Дачное. Прогулки. Дети
подмосковные, опять же, вечера..
Итак, взрослые гуляли, здороваясь и не здороваясь.
Дети помладше носились на велосипедах от одной взрослой компании к другой. Тоже свои степени и ранги: одни на "школьниках" другие на "орленках".
Дети постарше ходили своими группками. Спорили почти как взрослые: о книгах и о Ляльке Кармен. О нашей роковой Карменсите.
Лялька (на самом деле не Кармен, а Овчинникова) была главная красавица. Она была падчерицей Романа Лазаревича Кармена. Потом ее мама, красавица Майя Афанасьевна, ушла к Василию Аксенову.
Ляльку за это прозвали "дважды падчерица Советского Союза".
Она была красотка невозможная. Вылитая Мерлин Монро. Ей было двенадцать. Мне - четырнадцать. Мы целовались. Была ночь. В соседней комнате храпела домработница. Мы пошли на участок. Целовались там, валяясь на сухих ветках. И еще в разных местах целовались.
Потом Лялька мне изменила. Стала целоваться с другими.
Я высказал свое крайнее недовольство Роману Лазаревичу. Прямо пришел и спросил: что за дела? разве так можно? и вообще, как вы падчериц своих воспитываете?!
Сейчас я с изумлением вспоминаю, что Кармен спокойно, доброжелательно, а главное - долго, очень долго меня успокаивал и объяснял, что сердце красавицы склонно к измене и что не надо ссориться с приятелем, который повел Ляльку в кино, а потом - целоваться.

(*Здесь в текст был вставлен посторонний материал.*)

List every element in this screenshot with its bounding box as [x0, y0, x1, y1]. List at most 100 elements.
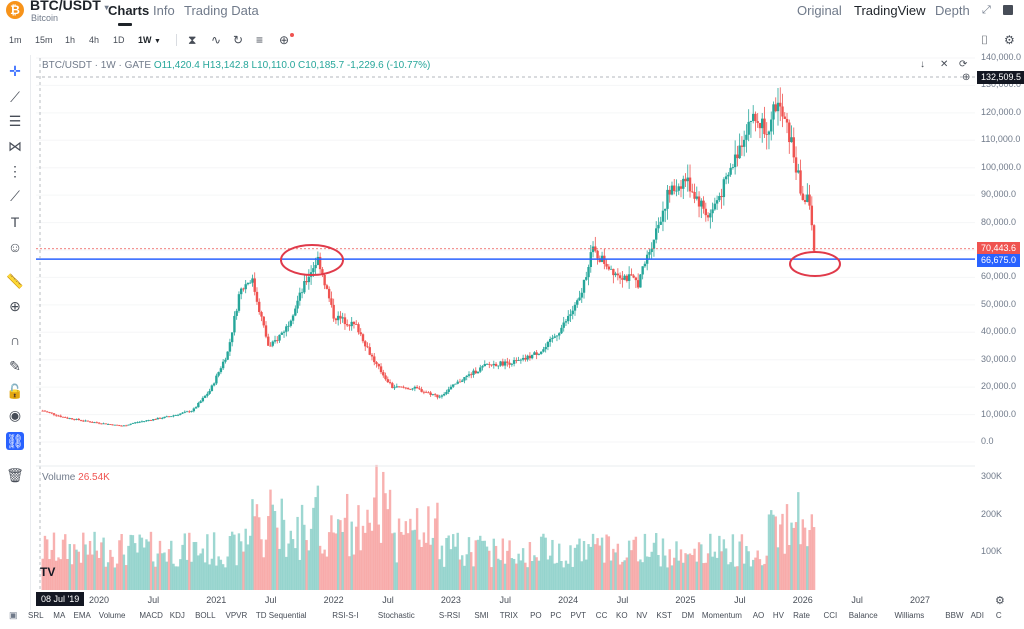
volume-bar [526, 567, 529, 590]
candle-body [751, 113, 755, 122]
template-icon[interactable]: ≡ [256, 33, 264, 47]
indicator-button[interactable]: Momentum [701, 611, 742, 620]
indicator-button[interactable]: AO [752, 611, 765, 620]
indicator-button[interactable]: Stochastic [377, 611, 415, 620]
indicator-button[interactable]: CC [595, 611, 608, 620]
candle-body [120, 425, 123, 427]
indicator-button[interactable]: TRIX [499, 611, 518, 620]
volume-bar [490, 567, 493, 590]
indicator-button[interactable]: S-RSI [438, 611, 461, 620]
indicators-icon[interactable]: ∿ [211, 33, 222, 47]
collapse-icon[interactable]: ✕ [940, 59, 949, 70]
candle-type-icon[interactable]: ⧗ [188, 33, 197, 47]
magnet-icon[interactable]: ∩ [9, 332, 21, 348]
axis-settings-icon[interactable]: ⚙ [995, 595, 1005, 607]
add-indicator-icon[interactable]: ⊕ [279, 33, 290, 47]
indicator-button[interactable]: Williams [894, 611, 925, 620]
trend-line-icon[interactable]: ⟋ [10, 89, 20, 105]
timeframe-1w[interactable]: 1W ▼ [138, 35, 161, 45]
indicator-button[interactable]: EMA [73, 611, 91, 620]
candle-body [452, 384, 455, 387]
indicator-button[interactable]: Volume [98, 611, 126, 620]
lock-drawing-icon[interactable]: ✎ [9, 358, 21, 374]
indicator-button[interactable]: C [995, 611, 1002, 620]
indicator-button[interactable]: HV [772, 611, 785, 620]
arrow-down-icon[interactable]: ↓ [920, 59, 925, 70]
candle-body [357, 324, 360, 333]
pattern-icon[interactable]: ⋈ [8, 138, 22, 154]
camera-icon[interactable]: ⌷ [981, 33, 989, 47]
timeframe-15m[interactable]: 15m [35, 35, 53, 45]
indicator-button[interactable]: SMI [474, 611, 489, 620]
tab-trading-data[interactable]: Trading Data [184, 3, 259, 18]
lock-icon[interactable]: 🔓 [6, 383, 24, 399]
legend-symbol: BTC/USDT · 1W · GATE [42, 60, 152, 71]
candle-body [201, 397, 205, 402]
candle-body [282, 331, 286, 333]
volume-bar [246, 544, 250, 590]
volume-bar [449, 549, 453, 590]
horizontal-lines-icon[interactable]: ☰ [8, 113, 22, 129]
indicator-button[interactable]: BOLL [195, 611, 216, 620]
indicator-button[interactable]: PVT [570, 611, 587, 620]
volume-bar [251, 499, 254, 590]
indicator-button[interactable]: SRL [28, 611, 44, 620]
indicator-button[interactable]: MA [53, 611, 66, 620]
indicator-button[interactable]: CCI [823, 611, 838, 620]
maximize-icon[interactable]: ⟳ [959, 59, 968, 70]
candle-body [742, 139, 746, 147]
tab-charts[interactable]: Charts [108, 3, 150, 18]
indicator-button[interactable]: Balance [848, 611, 878, 620]
candle-body [569, 314, 572, 316]
timeframe-1d[interactable]: 1D [113, 35, 125, 45]
view-original[interactable]: Original [797, 3, 842, 18]
fib-icon[interactable]: ⋮ [8, 163, 22, 179]
volume-bar [357, 505, 360, 590]
indicator-button[interactable]: VPVR [225, 611, 248, 620]
volume-bar [244, 528, 247, 590]
candle-body [300, 292, 304, 294]
stop-icon[interactable] [1003, 5, 1013, 15]
indicator-button[interactable]: KST [656, 611, 672, 620]
trash-icon[interactable]: 🗑 [6, 467, 24, 483]
indicator-button[interactable]: BBW [945, 611, 964, 620]
emoji-icon[interactable]: ☺ [7, 239, 23, 255]
candle-body [388, 382, 392, 384]
settings-icon[interactable]: ⚙ [1004, 33, 1015, 47]
timeframe-1m[interactable]: 1m [9, 35, 22, 45]
indicator-button[interactable]: MACD [139, 611, 163, 620]
indicator-button[interactable]: TD Sequential [255, 611, 307, 620]
tab-info[interactable]: Info [153, 3, 175, 18]
indicator-button[interactable]: PC [550, 611, 562, 620]
indicator-button[interactable]: NV [636, 611, 648, 620]
indicator-button[interactable]: Rate [793, 611, 810, 620]
indicator-button[interactable]: DM [681, 611, 695, 620]
brush-icon[interactable]: ⟋ [10, 188, 20, 204]
eye-icon[interactable]: ◉ [8, 407, 22, 423]
link-icon[interactable]: ⛓ [6, 432, 24, 450]
refresh-icon[interactable]: ↻ [233, 33, 244, 47]
view-depth[interactable]: Depth [935, 3, 970, 18]
timeframe-1h[interactable]: 1h [65, 35, 76, 45]
ruler-icon[interactable]: 📏 [6, 273, 24, 289]
indicator-bar-icon[interactable]: ▣ [9, 610, 18, 620]
text-tool-icon[interactable]: T [10, 214, 20, 230]
add-alert-icon[interactable]: ⊕ [962, 72, 971, 83]
expand-icon[interactable]: ⤢ [982, 4, 991, 16]
candle-body [158, 417, 162, 419]
crosshair-icon[interactable]: ✛ [9, 63, 21, 79]
indicator-button[interactable]: PO [530, 611, 542, 620]
indicator-button[interactable]: KDJ [169, 611, 185, 620]
pair-selector[interactable]: BTC/USDT ▾ [30, 0, 109, 13]
indicator-button[interactable]: ADI [970, 611, 984, 620]
candle-body [197, 402, 200, 408]
timeframe-4h[interactable]: 4h [89, 35, 100, 45]
candle-body [415, 386, 419, 389]
volume-bar [603, 562, 606, 590]
zoom-in-icon[interactable]: ⊕ [9, 298, 21, 314]
indicator-button[interactable]: RSI-S-I [332, 611, 359, 620]
view-tradingview[interactable]: TradingView [854, 3, 926, 18]
volume-bar [467, 537, 471, 590]
indicator-button[interactable]: KO [616, 611, 628, 620]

Ирочка Матусовская (ей было уже пятнадцать) назвала Ляльку словом "нимфетка". Объяснила нам, что это такое. Даже рассказала про Набокова.
Но Лялька не была нимфеткой, ни в коем разе. Она была именно что Мерлин Монро. Всеобщая мечта.
Я потом встретил ее в 1990 году в Калифорнии, в Сан-та-Монике.
Она была такой же прекрасной - но, увы, совсем взрослой. Ее звали уже не Лялька, а Алёна. Помню, у нее в визитке было написано - Alyona Grinberg. Фамилия бывшего мужа.
Мы выпили бутылку дешевого розового вина. И попрощались уже навсегда.